Program areas at American Littoral Society
Conservation-american Littoral Society restores ecologically healthy and resilient coastal habitats along the atlantic coast and the Delaware bay region. The Society leads thousands of volunteers in coastal cleanups of the new york state beach shoreline. We plant dunes with corporations, private groups, municipalities, and school groups to protect life, limb and property from dangerous storms. We are working to restore connectivity to coastal watersheds to improve water quality as well as provide passage for migratory fish species. The Society's projects include living shorlines, a method of land stabilization that protects the shoreline from erosion while preserving, enhancing, or creating habitat. The "shuck it don't chuck it" shell recycling program was created by the Society to recycle oyster shells from local restaurants. The shell is returned to the water where it provides a substrate for new oysters. Oyster shells from restaurants ordinarily ends up in landfills. Oyster reefs also provide homes for other marine life and protect shorelines. The Society works with communities, homeowners, and businesses to reduce storm run-off through green storm water management and water friendly landscaping.
Education-the Society connects people of all ages to the coast through educational nature walks, fishing clinics, field trips, and volunteer opportunities. Our staff naturalists host public programs throughout the year including sunset seining, horseshoe crab walks, surf fishing clinics, bird walks, seal and winter waterfowl walks, and wild edible plant walks. Fish tagging-since the inception of the Society's fish tagging program in 1965, more than 970,000 fish have been tagged by our volunteer taggers. Currently, the program's target species is striped bass and other fish of the Littoral zone, including summer flounder, bluefish, tautog, and black seabass. The program currently has more than 450 active taggers who tag over 15,000 fish per year. Tagging is an important biological method for monitoring fish, because, unlike other animals, they spend almost all of their entire lives out of the sight of researchers. The program aids scientists too as our tagging data is transferred to the database of the national marine fisheries service laboratory.

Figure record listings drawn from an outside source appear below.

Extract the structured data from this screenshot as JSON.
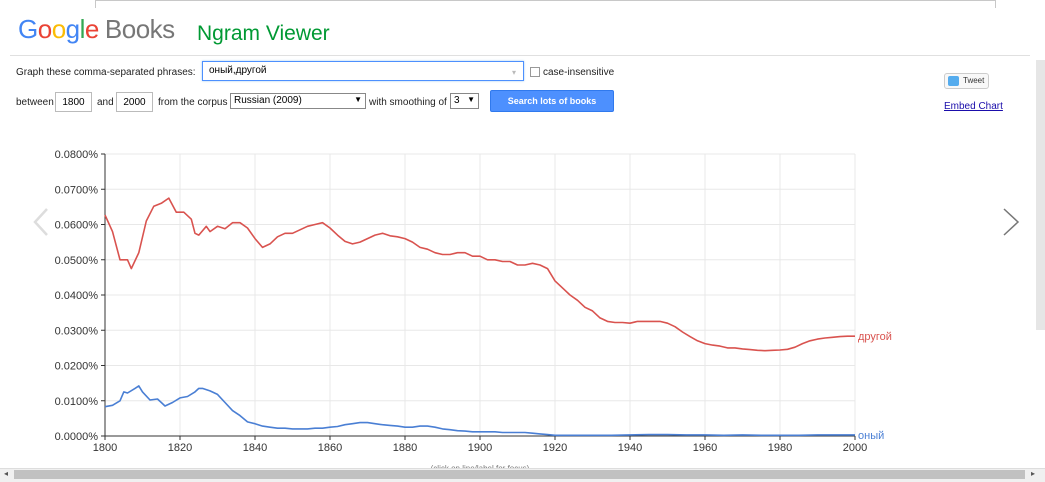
{
  "header": {
    "logo_letters": [
      "G",
      "o",
      "o",
      "g",
      "l",
      "e"
    ],
    "logo_books": "Books",
    "title": "Ngram Viewer"
  },
  "form": {
    "phrases_label": "Graph these comma-separated phrases:",
    "phrases_value": "оный,другой",
    "case_insensitive_label": "case-insensitive",
    "between_label": "between",
    "year_start": "1800",
    "and_label": "and",
    "year_end": "2000",
    "corpus_label": "from the corpus",
    "corpus_value": "Russian (2009)",
    "smoothing_label": "with smoothing of",
    "smoothing_value": "3",
    "search_button": "Search lots of books"
  },
  "side": {
    "tweet_label": "Tweet",
    "embed_label": "Embed Chart"
  },
  "chart_data": {
    "type": "line",
    "xlim": [
      1800,
      2000
    ],
    "ylim": [
      0,
      0.08
    ],
    "x_ticks": [
      "1800",
      "1820",
      "1840",
      "1860",
      "1880",
      "1900",
      "1920",
      "1940",
      "1960",
      "1980",
      "2000"
    ],
    "y_ticks": [
      "0.0000%",
      "0.0100%",
      "0.0200%",
      "0.0300%",
      "0.0400%",
      "0.0500%",
      "0.0600%",
      "0.0700%",
      "0.0800%"
    ],
    "grid": true,
    "footer_note": "(click on line/label for focus)",
    "series": [
      {
        "name": "другой",
        "color": "#d9534f",
        "points": [
          [
            1800,
            0.0627
          ],
          [
            1802,
            0.058
          ],
          [
            1804,
            0.05
          ],
          [
            1806,
            0.05
          ],
          [
            1807,
            0.0475
          ],
          [
            1809,
            0.052
          ],
          [
            1811,
            0.061
          ],
          [
            1813,
            0.0652
          ],
          [
            1815,
            0.066
          ],
          [
            1817,
            0.0675
          ],
          [
            1819,
            0.0635
          ],
          [
            1821,
            0.0635
          ],
          [
            1823,
            0.0615
          ],
          [
            1824,
            0.0575
          ],
          [
            1825,
            0.057
          ],
          [
            1827,
            0.0595
          ],
          [
            1828,
            0.058
          ],
          [
            1830,
            0.0595
          ],
          [
            1832,
            0.0588
          ],
          [
            1834,
            0.0605
          ],
          [
            1836,
            0.0605
          ],
          [
            1838,
            0.059
          ],
          [
            1840,
            0.056
          ],
          [
            1842,
            0.0535
          ],
          [
            1844,
            0.0545
          ],
          [
            1846,
            0.0565
          ],
          [
            1848,
            0.0575
          ],
          [
            1850,
            0.0575
          ],
          [
            1852,
            0.0585
          ],
          [
            1854,
            0.0595
          ],
          [
            1856,
            0.06
          ],
          [
            1858,
            0.0605
          ],
          [
            1860,
            0.059
          ],
          [
            1862,
            0.057
          ],
          [
            1864,
            0.0552
          ],
          [
            1866,
            0.0545
          ],
          [
            1868,
            0.055
          ],
          [
            1870,
            0.056
          ],
          [
            1872,
            0.057
          ],
          [
            1874,
            0.0575
          ],
          [
            1876,
            0.0568
          ],
          [
            1878,
            0.0565
          ],
          [
            1880,
            0.056
          ],
          [
            1882,
            0.055
          ],
          [
            1884,
            0.0535
          ],
          [
            1886,
            0.053
          ],
          [
            1888,
            0.052
          ],
          [
            1890,
            0.0515
          ],
          [
            1892,
            0.0515
          ],
          [
            1894,
            0.052
          ],
          [
            1896,
            0.052
          ],
          [
            1898,
            0.051
          ],
          [
            1900,
            0.051
          ],
          [
            1902,
            0.05
          ],
          [
            1904,
            0.05
          ],
          [
            1906,
            0.0495
          ],
          [
            1908,
            0.0495
          ],
          [
            1910,
            0.0485
          ],
          [
            1912,
            0.0485
          ],
          [
            1914,
            0.049
          ],
          [
            1916,
            0.0485
          ],
          [
            1918,
            0.0475
          ],
          [
            1920,
            0.044
          ],
          [
            1922,
            0.042
          ],
          [
            1924,
            0.04
          ],
          [
            1926,
            0.0385
          ],
          [
            1928,
            0.0365
          ],
          [
            1930,
            0.0355
          ],
          [
            1932,
            0.0335
          ],
          [
            1934,
            0.0325
          ],
          [
            1936,
            0.0322
          ],
          [
            1938,
            0.0322
          ],
          [
            1940,
            0.032
          ],
          [
            1942,
            0.0325
          ],
          [
            1944,
            0.0325
          ],
          [
            1946,
            0.0325
          ],
          [
            1948,
            0.0325
          ],
          [
            1950,
            0.032
          ],
          [
            1952,
            0.031
          ],
          [
            1954,
            0.0295
          ],
          [
            1956,
            0.0282
          ],
          [
            1958,
            0.027
          ],
          [
            1960,
            0.0262
          ],
          [
            1962,
            0.0258
          ],
          [
            1964,
            0.0255
          ],
          [
            1966,
            0.025
          ],
          [
            1968,
            0.025
          ],
          [
            1970,
            0.0247
          ],
          [
            1972,
            0.0245
          ],
          [
            1974,
            0.0243
          ],
          [
            1976,
            0.0242
          ],
          [
            1978,
            0.0243
          ],
          [
            1980,
            0.0244
          ],
          [
            1982,
            0.0246
          ],
          [
            1984,
            0.0252
          ],
          [
            1986,
            0.0262
          ],
          [
            1988,
            0.027
          ],
          [
            1990,
            0.0275
          ],
          [
            1992,
            0.0278
          ],
          [
            1994,
            0.028
          ],
          [
            1996,
            0.0282
          ],
          [
            1998,
            0.0283
          ],
          [
            2000,
            0.0283
          ]
        ]
      },
      {
        "name": "оный",
        "color": "#4a7fd4",
        "points": [
          [
            1800,
            0.0083
          ],
          [
            1802,
            0.0087
          ],
          [
            1804,
            0.01
          ],
          [
            1805,
            0.0125
          ],
          [
            1806,
            0.0122
          ],
          [
            1808,
            0.0135
          ],
          [
            1809,
            0.0142
          ],
          [
            1810,
            0.0125
          ],
          [
            1812,
            0.0102
          ],
          [
            1814,
            0.0105
          ],
          [
            1815,
            0.0095
          ],
          [
            1816,
            0.0085
          ],
          [
            1818,
            0.0095
          ],
          [
            1820,
            0.0108
          ],
          [
            1822,
            0.0112
          ],
          [
            1824,
            0.0125
          ],
          [
            1825,
            0.0135
          ],
          [
            1826,
            0.0135
          ],
          [
            1828,
            0.0128
          ],
          [
            1830,
            0.0118
          ],
          [
            1832,
            0.0095
          ],
          [
            1834,
            0.0072
          ],
          [
            1836,
            0.0058
          ],
          [
            1838,
            0.004
          ],
          [
            1840,
            0.0035
          ],
          [
            1842,
            0.0028
          ],
          [
            1844,
            0.0025
          ],
          [
            1846,
            0.0022
          ],
          [
            1848,
            0.0022
          ],
          [
            1850,
            0.002
          ],
          [
            1852,
            0.002
          ],
          [
            1854,
            0.002
          ],
          [
            1856,
            0.0022
          ],
          [
            1858,
            0.0022
          ],
          [
            1860,
            0.0025
          ],
          [
            1862,
            0.0027
          ],
          [
            1864,
            0.0032
          ],
          [
            1866,
            0.0035
          ],
          [
            1868,
            0.0038
          ],
          [
            1870,
            0.0038
          ],
          [
            1872,
            0.0035
          ],
          [
            1874,
            0.0032
          ],
          [
            1876,
            0.003
          ],
          [
            1878,
            0.0028
          ],
          [
            1880,
            0.0025
          ],
          [
            1882,
            0.0025
          ],
          [
            1884,
            0.0028
          ],
          [
            1886,
            0.0028
          ],
          [
            1888,
            0.0025
          ],
          [
            1890,
            0.002
          ],
          [
            1892,
            0.0018
          ],
          [
            1894,
            0.0015
          ],
          [
            1896,
            0.0014
          ],
          [
            1898,
            0.0012
          ],
          [
            1900,
            0.0012
          ],
          [
            1902,
            0.0012
          ],
          [
            1904,
            0.0012
          ],
          [
            1906,
            0.001
          ],
          [
            1908,
            0.001
          ],
          [
            1910,
            0.001
          ],
          [
            1912,
            0.001
          ],
          [
            1914,
            0.0008
          ],
          [
            1916,
            0.0006
          ],
          [
            1918,
            0.0004
          ],
          [
            1920,
            0.0002
          ],
          [
            1925,
            0.0002
          ],
          [
            1930,
            0.0002
          ],
          [
            1935,
            0.0002
          ],
          [
            1940,
            0.0003
          ],
          [
            1945,
            0.0004
          ],
          [
            1950,
            0.0004
          ],
          [
            1955,
            0.0003
          ],
          [
            1960,
            0.0003
          ],
          [
            1965,
            0.0002
          ],
          [
            1970,
            0.0003
          ],
          [
            1975,
            0.0002
          ],
          [
            1980,
            0.0002
          ],
          [
            1985,
            0.0002
          ],
          [
            1990,
            0.0003
          ],
          [
            1995,
            0.0003
          ],
          [
            2000,
            0.0003
          ]
        ]
      }
    ]
  }
}
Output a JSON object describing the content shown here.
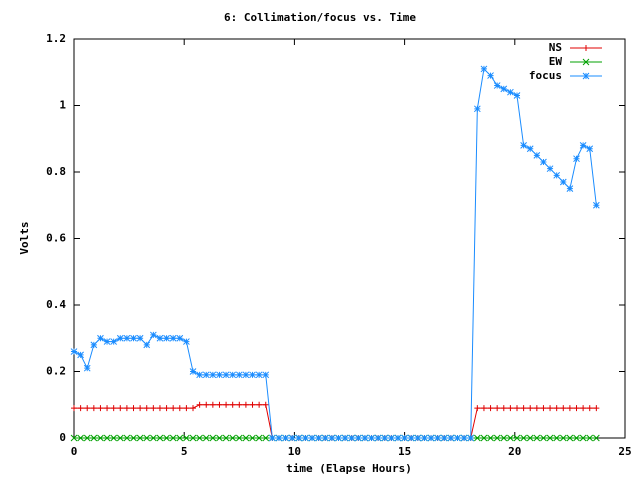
{
  "chart_data": {
    "type": "line",
    "title": "6: Collimation/focus vs. Time",
    "x_label": "time (Elapse Hours)",
    "y_label": "Volts",
    "x": [
      0,
      0.3,
      0.6,
      0.9,
      1.2,
      1.5,
      1.8,
      2.1,
      2.4,
      2.7,
      3,
      3.3,
      3.6,
      3.9,
      4.2,
      4.5,
      4.8,
      5.1,
      5.4,
      5.7,
      6,
      6.3,
      6.6,
      6.9,
      7.2,
      7.5,
      7.8,
      8.1,
      8.4,
      8.7,
      9,
      9.3,
      9.6,
      9.9,
      10.2,
      10.5,
      10.8,
      11.1,
      11.4,
      11.7,
      12,
      12.3,
      12.6,
      12.9,
      13.2,
      13.5,
      13.8,
      14.1,
      14.4,
      14.7,
      15,
      15.3,
      15.6,
      15.9,
      16.2,
      16.5,
      16.8,
      17.1,
      17.4,
      17.7,
      18,
      18.3,
      18.6,
      18.9,
      19.2,
      19.5,
      19.8,
      20.1,
      20.4,
      20.7,
      21,
      21.3,
      21.6,
      21.9,
      22.2,
      22.5,
      22.8,
      23.1,
      23.4,
      23.7
    ],
    "series": [
      {
        "name": "NS",
        "color": "#e00000",
        "marker": "plus",
        "values": [
          0.09,
          0.09,
          0.09,
          0.09,
          0.09,
          0.09,
          0.09,
          0.09,
          0.09,
          0.09,
          0.09,
          0.09,
          0.09,
          0.09,
          0.09,
          0.09,
          0.09,
          0.09,
          0.09,
          0.1,
          0.1,
          0.1,
          0.1,
          0.1,
          0.1,
          0.1,
          0.1,
          0.1,
          0.1,
          0.1,
          0,
          0,
          0,
          0,
          0,
          0,
          0,
          0,
          0,
          0,
          0,
          0,
          0,
          0,
          0,
          0,
          0,
          0,
          0,
          0,
          0,
          0,
          0,
          0,
          0,
          0,
          0,
          0,
          0,
          0,
          0,
          0.09,
          0.09,
          0.09,
          0.09,
          0.09,
          0.09,
          0.09,
          0.09,
          0.09,
          0.09,
          0.09,
          0.09,
          0.09,
          0.09,
          0.09,
          0.09,
          0.09,
          0.09,
          0.09
        ]
      },
      {
        "name": "EW",
        "color": "#00a000",
        "marker": "cross",
        "values": [
          0,
          0,
          0,
          0,
          0,
          0,
          0,
          0,
          0,
          0,
          0,
          0,
          0,
          0,
          0,
          0,
          0,
          0,
          0,
          0,
          0,
          0,
          0,
          0,
          0,
          0,
          0,
          0,
          0,
          0,
          0,
          0,
          0,
          0,
          0,
          0,
          0,
          0,
          0,
          0,
          0,
          0,
          0,
          0,
          0,
          0,
          0,
          0,
          0,
          0,
          0,
          0,
          0,
          0,
          0,
          0,
          0,
          0,
          0,
          0,
          0,
          0,
          0,
          0,
          0,
          0,
          0,
          0,
          0,
          0,
          0,
          0,
          0,
          0,
          0,
          0,
          0,
          0,
          0,
          0
        ]
      },
      {
        "name": "focus",
        "color": "#1a8cff",
        "marker": "star",
        "values": [
          0.26,
          0.25,
          0.21,
          0.28,
          0.3,
          0.29,
          0.29,
          0.3,
          0.3,
          0.3,
          0.3,
          0.28,
          0.31,
          0.3,
          0.3,
          0.3,
          0.3,
          0.29,
          0.2,
          0.19,
          0.19,
          0.19,
          0.19,
          0.19,
          0.19,
          0.19,
          0.19,
          0.19,
          0.19,
          0.19,
          0,
          0,
          0,
          0,
          0,
          0,
          0,
          0,
          0,
          0,
          0,
          0,
          0,
          0,
          0,
          0,
          0,
          0,
          0,
          0,
          0,
          0,
          0,
          0,
          0,
          0,
          0,
          0,
          0,
          0,
          0,
          0.99,
          1.11,
          1.09,
          1.06,
          1.05,
          1.04,
          1.03,
          0.88,
          0.87,
          0.85,
          0.83,
          0.81,
          0.79,
          0.77,
          0.75,
          0.84,
          0.88,
          0.87,
          0.7
        ]
      }
    ],
    "xlim": [
      0,
      25
    ],
    "xticks": [
      0,
      5,
      10,
      15,
      20,
      25
    ],
    "ylim": [
      0,
      1.2
    ],
    "yticks": [
      0,
      0.2,
      0.4,
      0.6,
      0.8,
      1,
      1.2
    ],
    "legend": "top-right"
  }
}
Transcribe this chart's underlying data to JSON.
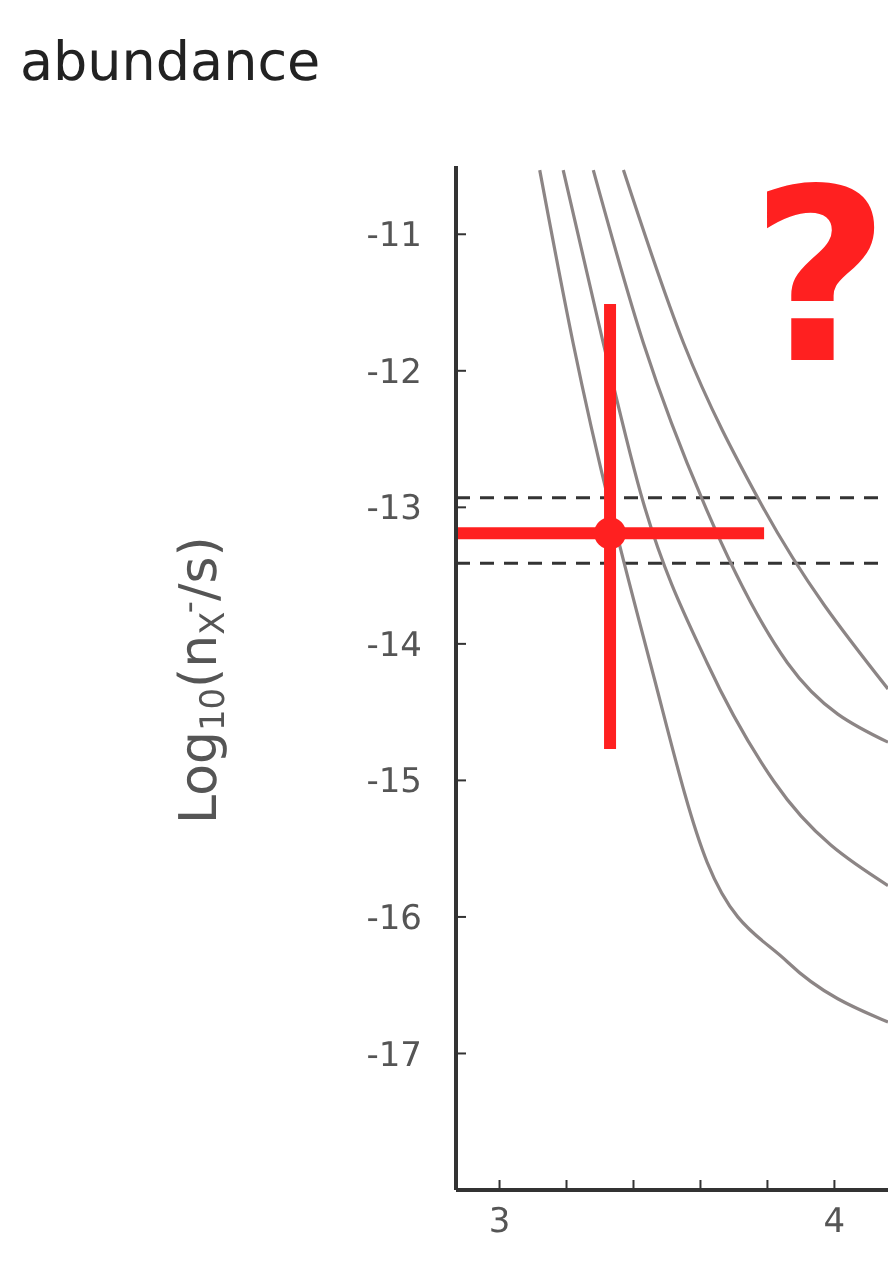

Advocacy-everything we do at the Society is about the public trust. The coast belongs to all of us and our advocacy and policy program has been protecting the average person and their stake in the coast for more than 50 years. We speak out for the coast, marine life and its habitats, and for the benefit of diverse coastal communities. Our advocacy is often community based, working on the most pressing problems with the people who are most affected. We seek opportunities to provide the public with the knowledge and tools they need to raise their voices along with us. The main areas of interest where the Society advocates for better public policy to protect the Littoral zone are coastal public access, climate change, coastal land use reform, and natural resource protection. A grant from the william penn foundation is providing support for a study to identify water quality improvement opportunities to reduce bacteria in the 27 mile stretch of the Delaware river flowing past philadelphia, camden, chester and wilmington. Working with people representing all aspects of the river's use, our goal is to develop a "road map" to increase equitable opportunities for swimming and paddling in targeted areas as well as advance community health, public access, and job creation.